The foundation for this survival guide begins at home, well before you walk out the door for your grocery store excursion. There are items to gather and conversations to be had. And like any good survival guide, you need to make sure that the items you need are on hand, plentiful, and that you’re not afraid to use them, no matter the circumstances.

1. Prepare Your Child

The first step is to tell your child that you’ll be heading to the store soon. This plants the seed in their young mind of what’s to come. You can remind them of the behavior expectations and remind them that if they behave, good things might come to them.

2. Show Up Armed With Distractions

Gather snacks, cups, a few toys, a book or two, and anything else that can get you out of a tight spot. A crucial fail here and you could be down for the count.

3. Hold Onto Happy Thoughts

On your journey to the store, keep things light and positive. If you sense a growing unease, remind your child of how they can help you in the store and how you’ll get done as quickly as humanly possible.

4. Look for Signs That Trouble's Comin'

Like a suspicious police officer on the look out for malevolent behavior, a parent must be vigilant at all times in the grocery store for signs that your child is growing bored, weary, or feisty. Like heavy winds and a drop in pressure, these are the warning signs that a storm is approaching.

5. When the Inevitable Meltdown Comes, React Patiently and Calmly

Losing your mind while your child is losing theirs is a major survival guide no-no.

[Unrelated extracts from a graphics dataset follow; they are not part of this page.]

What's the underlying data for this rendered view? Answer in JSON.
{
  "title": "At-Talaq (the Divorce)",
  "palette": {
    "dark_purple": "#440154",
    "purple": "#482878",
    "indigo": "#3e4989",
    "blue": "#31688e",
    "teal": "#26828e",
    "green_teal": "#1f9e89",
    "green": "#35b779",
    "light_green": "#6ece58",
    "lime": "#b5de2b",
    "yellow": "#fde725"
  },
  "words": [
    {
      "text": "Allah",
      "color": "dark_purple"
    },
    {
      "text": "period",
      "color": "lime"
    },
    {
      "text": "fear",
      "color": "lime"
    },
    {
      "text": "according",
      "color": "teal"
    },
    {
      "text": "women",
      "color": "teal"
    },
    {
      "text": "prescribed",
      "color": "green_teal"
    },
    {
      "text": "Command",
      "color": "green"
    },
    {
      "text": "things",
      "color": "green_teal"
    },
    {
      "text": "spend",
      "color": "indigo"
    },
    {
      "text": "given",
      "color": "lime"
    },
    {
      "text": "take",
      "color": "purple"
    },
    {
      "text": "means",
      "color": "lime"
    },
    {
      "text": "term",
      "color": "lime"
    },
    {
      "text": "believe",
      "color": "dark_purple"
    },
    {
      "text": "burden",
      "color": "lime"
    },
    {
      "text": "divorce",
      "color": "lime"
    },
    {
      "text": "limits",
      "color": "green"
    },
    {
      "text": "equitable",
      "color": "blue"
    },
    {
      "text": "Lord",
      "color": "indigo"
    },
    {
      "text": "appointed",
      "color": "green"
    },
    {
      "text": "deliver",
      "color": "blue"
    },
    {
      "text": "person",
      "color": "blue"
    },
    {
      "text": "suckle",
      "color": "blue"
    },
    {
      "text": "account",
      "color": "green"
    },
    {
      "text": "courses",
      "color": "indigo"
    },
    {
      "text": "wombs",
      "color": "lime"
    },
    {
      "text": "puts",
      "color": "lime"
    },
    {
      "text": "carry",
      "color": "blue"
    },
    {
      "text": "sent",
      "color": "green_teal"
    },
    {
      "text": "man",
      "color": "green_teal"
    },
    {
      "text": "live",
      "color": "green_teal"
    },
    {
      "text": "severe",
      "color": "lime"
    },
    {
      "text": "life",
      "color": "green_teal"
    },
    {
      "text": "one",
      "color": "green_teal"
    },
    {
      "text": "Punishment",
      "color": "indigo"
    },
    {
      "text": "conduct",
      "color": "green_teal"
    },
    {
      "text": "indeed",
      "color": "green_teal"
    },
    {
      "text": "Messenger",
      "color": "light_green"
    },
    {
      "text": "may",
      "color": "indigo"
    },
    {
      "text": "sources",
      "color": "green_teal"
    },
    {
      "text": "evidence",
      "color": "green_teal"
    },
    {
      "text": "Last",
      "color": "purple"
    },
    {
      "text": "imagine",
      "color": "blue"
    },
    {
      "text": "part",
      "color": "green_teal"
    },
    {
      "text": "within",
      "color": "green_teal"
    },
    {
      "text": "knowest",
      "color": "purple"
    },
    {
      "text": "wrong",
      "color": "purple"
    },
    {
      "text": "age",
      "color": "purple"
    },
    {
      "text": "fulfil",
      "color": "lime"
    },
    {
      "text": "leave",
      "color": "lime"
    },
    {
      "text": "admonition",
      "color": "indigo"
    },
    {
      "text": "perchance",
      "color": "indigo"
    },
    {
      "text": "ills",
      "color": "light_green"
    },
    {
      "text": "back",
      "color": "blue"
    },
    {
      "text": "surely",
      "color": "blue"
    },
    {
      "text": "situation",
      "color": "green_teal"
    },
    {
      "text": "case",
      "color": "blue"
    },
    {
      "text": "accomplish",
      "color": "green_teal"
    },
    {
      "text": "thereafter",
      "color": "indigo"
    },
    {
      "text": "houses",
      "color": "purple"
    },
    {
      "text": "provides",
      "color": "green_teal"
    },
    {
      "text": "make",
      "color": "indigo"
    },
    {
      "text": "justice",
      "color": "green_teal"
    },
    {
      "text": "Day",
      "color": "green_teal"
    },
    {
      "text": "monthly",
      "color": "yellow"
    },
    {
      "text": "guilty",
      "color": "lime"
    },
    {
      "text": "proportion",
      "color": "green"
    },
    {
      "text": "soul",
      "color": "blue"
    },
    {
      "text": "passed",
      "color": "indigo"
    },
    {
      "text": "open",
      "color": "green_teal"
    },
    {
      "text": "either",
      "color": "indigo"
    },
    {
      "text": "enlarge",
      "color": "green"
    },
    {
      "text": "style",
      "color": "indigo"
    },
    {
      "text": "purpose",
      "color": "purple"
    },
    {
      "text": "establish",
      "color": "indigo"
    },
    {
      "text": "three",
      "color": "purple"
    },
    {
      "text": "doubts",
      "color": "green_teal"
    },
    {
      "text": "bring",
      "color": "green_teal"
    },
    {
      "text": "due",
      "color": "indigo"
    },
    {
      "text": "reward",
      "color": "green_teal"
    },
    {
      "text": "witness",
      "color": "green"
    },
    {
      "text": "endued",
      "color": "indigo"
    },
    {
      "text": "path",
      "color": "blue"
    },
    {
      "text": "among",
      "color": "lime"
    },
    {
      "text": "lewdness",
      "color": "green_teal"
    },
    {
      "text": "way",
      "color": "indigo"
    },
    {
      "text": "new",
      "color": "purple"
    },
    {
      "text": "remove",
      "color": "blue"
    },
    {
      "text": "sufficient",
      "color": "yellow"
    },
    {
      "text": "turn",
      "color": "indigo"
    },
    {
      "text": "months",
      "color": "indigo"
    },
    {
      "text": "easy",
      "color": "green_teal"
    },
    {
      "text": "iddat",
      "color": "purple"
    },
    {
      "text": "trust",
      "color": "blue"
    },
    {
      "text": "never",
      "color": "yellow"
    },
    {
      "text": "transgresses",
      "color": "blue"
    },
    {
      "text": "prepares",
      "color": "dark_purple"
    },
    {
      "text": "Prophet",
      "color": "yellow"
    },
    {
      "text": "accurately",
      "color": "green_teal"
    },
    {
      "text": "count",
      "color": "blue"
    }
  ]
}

6. When the Storm Comes in, Be Ready

Items might be thrown. Angry words might be said. Fists might fly and tears may be shed. You must prepare for any eventuality. React appropriately. Just like you wouldn’t chase a fly with a shovel, you probably wouldn’t put a child in time out in the grocery store on their first offense. Think through your possible reactions and punishments ahead of time. The silent treatment, a loss of reward, and a stern talking-to might be what’s necessary in this moment.

7. Prepare to Bargain

By now you’ve learned that one of the survival methods is the carrot and stick. In other words, you’ve got to have something to bargain with. Does the store give free cookies to kids? Did you promise your child a special treat if they behave? ALWAYS hold this bargaining chip until the end of your trip. That way, you can use it again and again to (hopefully) reinforce good behavior. Once the meltdown begins, whip out that hammer and start using it.

8. Have a Sense of Humor

Ever been on safari when all eyes are trained on the animal? When your child has a meltdown, you’re the animal. All eyes in the grocery store will be set on you and your child as customers and employees watch you handle and navigate this common, combustible situation. Try to have a sense of humor about it instead of being embarrassed or stressed. Every parent in that store has probably dealt with a similar crisis. They probably aren’t judging you; they’re just rubbernecking.

9. Hopefully the Bargaining Or the Punishment Worked

If not, you may need to resort to the final act in the survival guide — full scale retreat. If the situation is so dire and so frightening, your only option might be to run away, child included. Grocery shopping might have to occur on another day at another time, and depending on how nasty the meltdown, in another zip code.

What are your grocery store survival tips?